Flying to Stockholm, to work here this week, I was speaking with a woman who was traveling with a Kindle. I asked her, “what did she think — like it?” The “books, fast download — great,” she offered. But the feeling, to her memory of the experience of the book, holding one — there isn’t any feeling; it’s a technical device. Something is lost. And she worries about the “replacement of the book.” Bill Hill, expert in the design of strategy for Microsoft on the concept of digital books and screen accessibility believes that the book is almost perfectly designed, as an object of reading experience. Thousands of years later, it’s relatively unchanged.

The handwritten

In the work that I do, much of the outcome relates to feeling. Feeling design — brands that have emotional connectivity; they’re touchable, memorable, embraceable. While I’m fully invested in the digital realm, the form of how content traverses hybrid media, I’m still looking for touch.

So I found it interesting, in some now lost overview of what’s missing — what’s dying, in 2009 — one overview cited, as number 9, of 25, is the handwritten note.

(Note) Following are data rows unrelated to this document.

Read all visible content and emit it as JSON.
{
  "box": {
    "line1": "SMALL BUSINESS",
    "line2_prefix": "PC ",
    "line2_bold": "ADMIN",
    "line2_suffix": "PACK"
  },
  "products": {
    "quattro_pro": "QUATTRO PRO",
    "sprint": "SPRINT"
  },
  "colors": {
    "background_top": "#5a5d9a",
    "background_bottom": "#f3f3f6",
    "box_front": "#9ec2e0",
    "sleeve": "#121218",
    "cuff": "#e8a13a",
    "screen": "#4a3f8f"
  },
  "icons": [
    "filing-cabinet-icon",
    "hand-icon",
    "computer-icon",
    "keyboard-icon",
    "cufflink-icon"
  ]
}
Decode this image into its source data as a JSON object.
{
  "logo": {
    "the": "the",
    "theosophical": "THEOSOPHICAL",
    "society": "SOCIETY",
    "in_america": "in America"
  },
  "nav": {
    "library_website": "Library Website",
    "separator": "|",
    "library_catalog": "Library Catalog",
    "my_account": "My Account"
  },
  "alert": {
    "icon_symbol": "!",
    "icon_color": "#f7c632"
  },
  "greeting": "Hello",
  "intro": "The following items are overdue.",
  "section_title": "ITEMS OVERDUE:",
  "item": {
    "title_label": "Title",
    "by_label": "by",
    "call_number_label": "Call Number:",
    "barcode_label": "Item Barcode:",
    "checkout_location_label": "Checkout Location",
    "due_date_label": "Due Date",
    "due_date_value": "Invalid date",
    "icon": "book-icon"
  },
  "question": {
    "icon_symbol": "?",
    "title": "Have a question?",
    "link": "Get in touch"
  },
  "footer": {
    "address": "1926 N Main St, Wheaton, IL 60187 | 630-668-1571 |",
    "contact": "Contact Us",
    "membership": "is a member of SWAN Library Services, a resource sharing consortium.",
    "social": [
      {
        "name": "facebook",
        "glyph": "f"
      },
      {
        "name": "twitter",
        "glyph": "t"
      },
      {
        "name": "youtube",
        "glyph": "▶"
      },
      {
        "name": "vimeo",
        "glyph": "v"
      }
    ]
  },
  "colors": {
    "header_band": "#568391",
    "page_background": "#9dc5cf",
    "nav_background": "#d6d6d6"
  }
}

In speaking with someone that I worked with nearly 30 years ago, he’d mentioned, “you know, I’ve still got all of your handwritten notes to me — even your invoices!” I’m not suggesting that there’s any inherent value to my note, but to the value of the hand-made in communication. That list spreads, in a general sentiment about the loss of handwriting — cursive expressions — in culture generally speaking.

2004: 500 billion text messages
2006: 183 billion emails.
2007: 3.3 billion humans own mobile phones (and, from China alone 700 billion texted messages).
2008: 210 million emails every second.
2009: nearly 200 billion emails per day.

I’m not sure if I’ve got all the facts right, but there’s more here to explore, if you really want to get down to it.

I’m not preaching penmanship. I’m practicing touch. Do something that touches someone — that takes longer than a email blast. Hand a note to someone. It says something about you.